What values do you have for N and K and what values does the respondent vector contain?
This makes me guess you have K=0
Hi @jtimonen,
N contains values 1 to 41756
K contains values 1 to 4646
‘respondent’ is an id variable with values 1 to K
@jtimonen
You were right regarding the K=0.
The code used to create my data list in R reads:
data ← list(behaviour=behaviour, prevalence=prevalence, N=length(behaviour), respondent=respondent, K=nlevels(as.factor(PRINT_DATA_1_IMP_LONG_NoNaN$respondent_id)))
Originally the code was devoid of the ‘as.factor’ function, so the ‘nlevels’ function wasn’t picking up the number of levels.
Strangely, its now producing a similar error message, but it now states that respondent values must be be less than or equal to 4143.
Exception: model1267eb17627_Varying_Slope_Model_NoCov_namespace::model1267eb17627_Varying_Slope_Model_NoCov: respondent[i_0__] is 4144, but must be less than or equal to 4143 (in ‘model1267eb17627_Varying_Slope_Model_NoCov’ at line 15)
The first thing to do is to check the data that’s being passed to Stan. What do you get when you run in R:
length(behaviour)
length(prevalence)
length(respondent)
nlevels(as.factor(PRINT_DATA_1_IMP_LONG_NoNaN$respondent_id))
Oh and range(respondent)
would probably be good to check as well
They should be only one integer so you probably mea N=41756 and K=4646? But you want to print their values to check what you are actually passing to Stan.
I suspect your PRINT_DATA_1_IMP_LONG_NoNaN$respondent_id
contains only 4143 unique values, and then nlevels(as.factor()) for it is 4143. You can put
int<lower=1, upper=K> respondent[N];
to your model to make these things easier to catch
1 Like
@andrjohns @jtimonen I’ve added <lower=1, upper=k> and that appears to have done the trick. I encountered similar problems with ‘behaviour’ and ‘prevalence’ and this solution has worked for all.

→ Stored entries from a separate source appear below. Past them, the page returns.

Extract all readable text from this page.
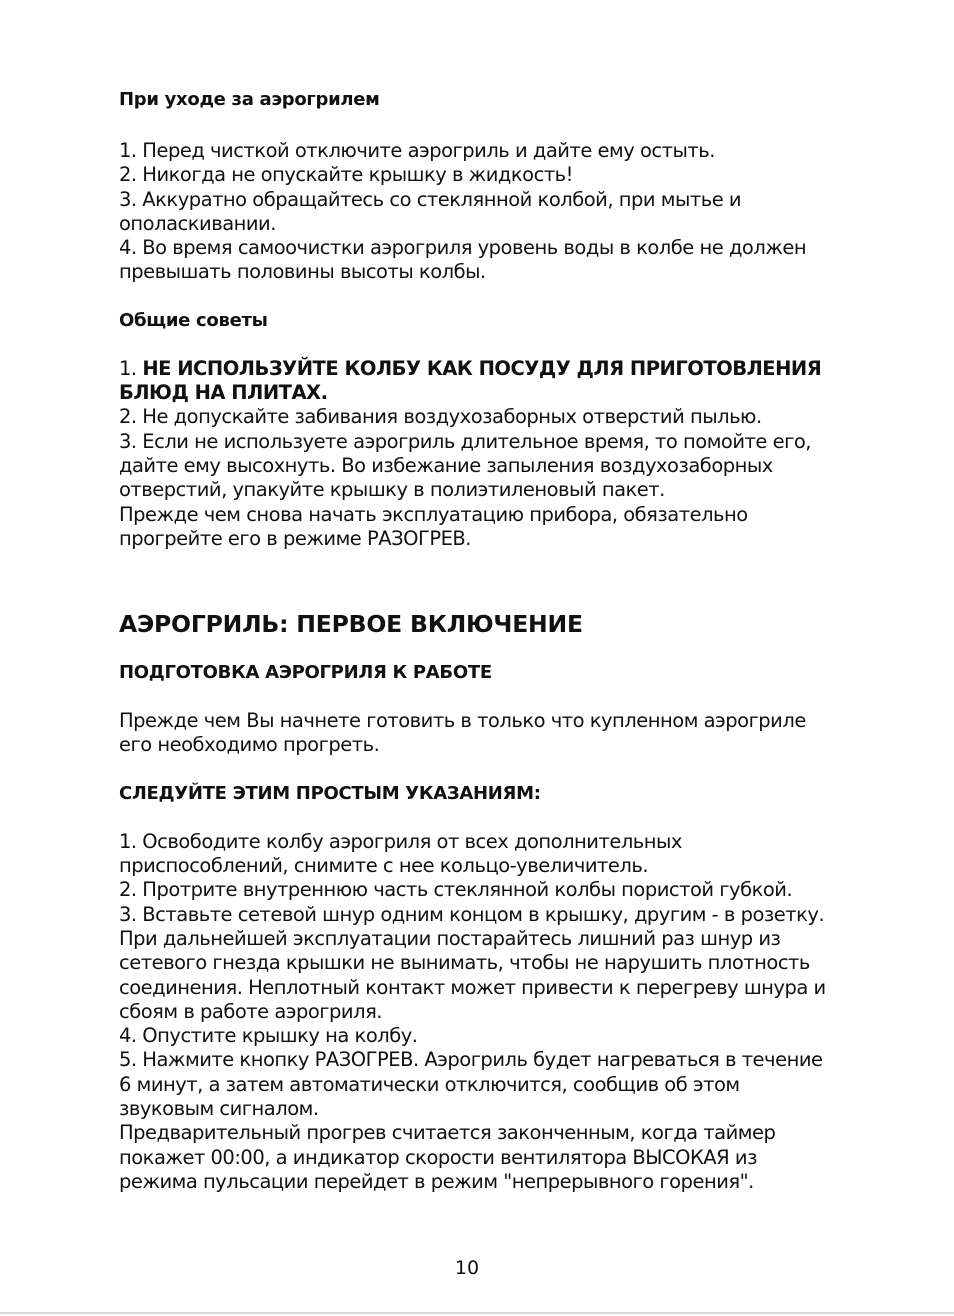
При уходе за аэрогрилем

1. Перед чисткой отключите аэрогриль и дайте ему остыть.

2. Никогда не опускайте крышку в жидкость!

3. Аккуратно обращайтесь со стеклянной колбой, при мытье и ополаскивании.

4. Во время самоочистки аэрогриля уровень воды в колбе не должен превышать половины высоты колбы.

Общие советы

1. НЕ ИСПОЛЬЗУЙТЕ КОЛБУ КАК ПОСУДУ ДЛЯ ПРИГОТОВЛЕНИЯ БЛЮД НА ПЛИТАХ.

2. Не допускайте забивания воздухозаборных отверстий пылью.

3. Если не используете аэрогриль длительное время, то помойте его, дайте ему высохнуть. Во избежание запыления воздухозаборных отверстий, упакуйте крышку в полиэтиленовый пакет.

Прежде чем снова начать эксплуатацию прибора, обязательно прогрейте его в режиме РАЗОГРЕВ.

АЭРОГРИЛЬ: ПЕРВОЕ ВКЛЮЧЕНИЕ
ПОДГОТОВКА АЭРОГРИЛЯ К РАБОТЕ

Прежде чем Вы начнете готовить в только что купленном аэрогриле его необходимо прогреть.

СЛЕДУЙТЕ ЭТИМ ПРОСТЫМ УКАЗАНИЯМ:

1. Освободите колбу аэрогриля от всех дополнительных приспособлений, снимите с нее кольцо-увеличитель.

2. Протрите внутреннюю часть стеклянной колбы пористой губкой.

3. Вставьте сетевой шнур одним концом в крышку, другим - в розетку. При дальнейшей эксплуатации постарайтесь лишний раз шнур из сетевого гнезда крышки не вынимать, чтобы не нарушить плотность соединения. Неплотный контакт может привести к перегреву шнура и сбоям в работе аэрогриля.

4. Опустите крышку на колбу.

5. Нажмите кнопку РАЗОГРЕВ. Аэрогриль будет нагреваться в течение 6 минут, а затем автоматически отключится, сообщив об этом звуковым сигналом.

Предварительный прогрев считается законченным, когда таймер покажет 00:00, а индикатор скорости вентилятора ВЫСОКАЯ из режима пульсации перейдет в режим "непрерывного горения".

10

Thanks for you help and solutions!
Adding the bounds should have only thrown a more informative error and not solve the problem. So something weird is going on. And it makes no sense to add those bounds to prevalence and behaviour if they are continuous data. For sigma parameter you want to set <lower=0> if it is a variance parameter that should not be negative
I really recommend you to check the things @andrjohns said